Es gab auch kritische Stimmen, als Andy Schmid als Nationalcoach eingesetzt wurde, da er das Amt im Februar 2024 mit keinerlei Erfahrung in Angriff nahm. Doch der fünffache MVP der Bundesliga brachte die Kritiker rasch zum Verstummen. In den WM-Playoffs im Mai 2024 scheiterten die Schweizer erst im Penaltyschiessen an Slowenien, das zuvor an der EM den 6. Rang belegt hatte.

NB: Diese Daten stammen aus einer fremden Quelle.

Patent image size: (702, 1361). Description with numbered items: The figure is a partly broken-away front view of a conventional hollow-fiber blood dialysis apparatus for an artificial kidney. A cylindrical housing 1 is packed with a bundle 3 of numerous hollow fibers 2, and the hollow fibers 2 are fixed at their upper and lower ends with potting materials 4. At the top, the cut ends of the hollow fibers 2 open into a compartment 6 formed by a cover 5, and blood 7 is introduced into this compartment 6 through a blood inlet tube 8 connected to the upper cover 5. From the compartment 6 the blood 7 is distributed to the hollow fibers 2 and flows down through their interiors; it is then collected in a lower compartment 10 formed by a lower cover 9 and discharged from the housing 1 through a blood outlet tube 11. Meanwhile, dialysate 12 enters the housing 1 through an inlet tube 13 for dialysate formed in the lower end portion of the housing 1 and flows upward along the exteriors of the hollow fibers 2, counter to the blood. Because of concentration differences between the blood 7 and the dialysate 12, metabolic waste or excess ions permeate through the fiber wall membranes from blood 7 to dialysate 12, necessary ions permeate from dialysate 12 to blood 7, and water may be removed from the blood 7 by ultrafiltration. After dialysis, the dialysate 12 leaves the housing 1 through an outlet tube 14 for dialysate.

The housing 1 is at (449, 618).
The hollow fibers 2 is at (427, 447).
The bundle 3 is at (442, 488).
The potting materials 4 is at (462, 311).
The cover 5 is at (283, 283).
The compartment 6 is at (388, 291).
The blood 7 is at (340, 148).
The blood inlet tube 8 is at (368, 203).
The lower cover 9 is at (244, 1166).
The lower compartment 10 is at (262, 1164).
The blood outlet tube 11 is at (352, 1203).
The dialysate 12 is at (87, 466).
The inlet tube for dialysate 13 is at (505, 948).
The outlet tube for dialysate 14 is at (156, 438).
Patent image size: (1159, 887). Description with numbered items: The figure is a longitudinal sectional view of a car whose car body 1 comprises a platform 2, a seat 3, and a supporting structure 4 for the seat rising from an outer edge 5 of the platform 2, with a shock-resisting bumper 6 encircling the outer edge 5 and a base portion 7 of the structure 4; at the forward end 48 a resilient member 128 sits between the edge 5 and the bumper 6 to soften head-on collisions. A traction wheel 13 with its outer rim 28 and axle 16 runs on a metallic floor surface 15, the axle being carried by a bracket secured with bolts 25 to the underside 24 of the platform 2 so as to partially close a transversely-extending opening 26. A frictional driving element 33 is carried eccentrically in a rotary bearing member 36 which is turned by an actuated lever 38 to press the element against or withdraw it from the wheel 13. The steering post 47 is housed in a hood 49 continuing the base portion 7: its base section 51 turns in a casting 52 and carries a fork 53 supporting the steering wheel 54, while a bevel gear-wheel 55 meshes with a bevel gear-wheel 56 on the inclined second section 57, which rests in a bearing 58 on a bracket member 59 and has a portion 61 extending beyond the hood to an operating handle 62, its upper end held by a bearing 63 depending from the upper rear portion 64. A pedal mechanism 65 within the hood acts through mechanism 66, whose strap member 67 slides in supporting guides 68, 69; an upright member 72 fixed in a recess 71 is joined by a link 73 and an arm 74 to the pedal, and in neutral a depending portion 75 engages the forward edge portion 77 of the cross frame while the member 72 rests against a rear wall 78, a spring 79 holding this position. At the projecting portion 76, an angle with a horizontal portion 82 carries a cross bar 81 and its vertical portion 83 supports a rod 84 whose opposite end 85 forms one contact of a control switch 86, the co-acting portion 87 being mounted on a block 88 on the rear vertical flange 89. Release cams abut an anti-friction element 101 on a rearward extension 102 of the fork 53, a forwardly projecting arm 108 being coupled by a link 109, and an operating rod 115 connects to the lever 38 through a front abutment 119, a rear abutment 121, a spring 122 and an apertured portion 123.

Die starken Leistungen in diesen beiden Partien wurden mit einer Wildcard für die WM 2025 belohnt, welche die SHV-Auswahl auf dem sehr guten 11. Platz abschloss.
In der Folge qualifizierten sich die Schweizer für die diesjährige EM, an der sie die Hauptrunde erreichten. Der 12. Rang war ebenfalls ein ansehnlicher Erfolg und führte dazu, dass das Team in den Playoffs für die WM 2027 in Deutschland mit Italien auf ein auf dem Papier schwächeres Team traf. Umso bitterer ist das Scheitern mit dem Gesamtskore von 64:68.
Präsident geschockt
Für Pascal Jenny, Präsident des Schweizerischen Handballverbandes, ist es «ein wirklich riesiger Rückschlag». Es war für ihn ein Rätsel, dass die Verteidigung, eigentlich das Prunkstück der Mannschaft, in den beiden Partien «schon fast unglaublich schwach war».

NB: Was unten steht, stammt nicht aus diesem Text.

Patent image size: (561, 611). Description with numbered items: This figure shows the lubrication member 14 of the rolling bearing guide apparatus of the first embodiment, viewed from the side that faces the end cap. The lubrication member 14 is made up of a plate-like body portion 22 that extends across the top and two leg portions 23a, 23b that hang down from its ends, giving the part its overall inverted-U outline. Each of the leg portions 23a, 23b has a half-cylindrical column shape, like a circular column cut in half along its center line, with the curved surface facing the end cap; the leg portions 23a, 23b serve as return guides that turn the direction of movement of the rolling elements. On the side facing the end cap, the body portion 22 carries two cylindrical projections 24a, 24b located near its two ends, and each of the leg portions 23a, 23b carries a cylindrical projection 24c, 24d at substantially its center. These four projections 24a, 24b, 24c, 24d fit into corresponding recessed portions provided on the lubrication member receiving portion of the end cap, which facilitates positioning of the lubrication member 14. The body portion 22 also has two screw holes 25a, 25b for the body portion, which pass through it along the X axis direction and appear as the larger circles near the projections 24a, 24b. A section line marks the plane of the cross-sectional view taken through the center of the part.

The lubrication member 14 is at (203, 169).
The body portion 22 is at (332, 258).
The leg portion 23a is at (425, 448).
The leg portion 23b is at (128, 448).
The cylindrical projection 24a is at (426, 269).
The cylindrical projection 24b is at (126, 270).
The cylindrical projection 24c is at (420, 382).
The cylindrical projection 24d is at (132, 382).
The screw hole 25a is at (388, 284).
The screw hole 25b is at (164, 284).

Zur Leistung in Italien sagt er: «Du hast das Gefühl, du bist in einem Albtraum.» Auf die Frage, ob dieser Dämpfer zur Entwicklung eines jungen Teams gehöre, antwortet Jenny: «Nein, eigentlich darf das bei der Qualität der Spieler nicht passieren; das war in keiner Hinsicht zu erwarten.»

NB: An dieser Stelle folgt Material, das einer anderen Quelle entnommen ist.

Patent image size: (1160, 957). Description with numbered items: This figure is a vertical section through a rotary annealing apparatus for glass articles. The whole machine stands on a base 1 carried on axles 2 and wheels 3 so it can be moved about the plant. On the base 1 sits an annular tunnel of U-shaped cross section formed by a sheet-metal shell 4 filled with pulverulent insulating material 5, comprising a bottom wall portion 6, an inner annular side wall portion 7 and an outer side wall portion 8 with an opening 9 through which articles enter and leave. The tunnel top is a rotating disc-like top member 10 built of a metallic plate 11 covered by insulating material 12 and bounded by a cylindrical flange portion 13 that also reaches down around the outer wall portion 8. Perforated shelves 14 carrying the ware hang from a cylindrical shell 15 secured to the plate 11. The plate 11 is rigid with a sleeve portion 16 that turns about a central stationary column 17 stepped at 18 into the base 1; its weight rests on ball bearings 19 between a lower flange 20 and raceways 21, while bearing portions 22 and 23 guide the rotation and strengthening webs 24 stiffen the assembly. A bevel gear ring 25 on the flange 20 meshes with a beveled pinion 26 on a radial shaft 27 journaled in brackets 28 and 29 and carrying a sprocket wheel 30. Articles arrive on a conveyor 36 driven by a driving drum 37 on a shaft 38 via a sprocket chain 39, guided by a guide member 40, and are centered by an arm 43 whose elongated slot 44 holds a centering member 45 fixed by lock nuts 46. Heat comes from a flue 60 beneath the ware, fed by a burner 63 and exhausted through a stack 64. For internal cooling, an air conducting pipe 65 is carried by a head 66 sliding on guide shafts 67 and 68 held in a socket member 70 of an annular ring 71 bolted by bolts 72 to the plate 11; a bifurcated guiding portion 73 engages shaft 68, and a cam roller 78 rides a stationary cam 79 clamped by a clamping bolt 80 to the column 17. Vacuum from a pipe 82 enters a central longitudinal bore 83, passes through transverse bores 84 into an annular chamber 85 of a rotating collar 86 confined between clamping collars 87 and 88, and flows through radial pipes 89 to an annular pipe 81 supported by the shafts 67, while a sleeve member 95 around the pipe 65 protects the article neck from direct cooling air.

Ernstkämpfe bis zur Heim-EM bleiben aus
Das Scheitern ist in zweierlei Hinsicht mehr als schmerzhaft. Erstens, weil die WM in Deutschland, dem Handballland schlechthin, stattfindet. Jenny spricht «von der grössten WM aller Zeiten»; er wollte diese auch dazu nutzen, eine Euphorie für die Heim-EM 2028 in Zürich zu entfachen.
Der A-Nationaltrainer ist natürlich kein Thema.
Zweitens, weil die Schweizer bis zu diesem Highlight nun kein Pflichtspiel mehr haben. Zwar bestreiten sie im November, März und Mai den sogenannten Euro Cup, in dem sie je einmal zu Hause und auswärts auf die weiteren EM-Gastgeber Dänemark, Spanien und Portugal treffen. Letztlich geht es dort aber um nichts.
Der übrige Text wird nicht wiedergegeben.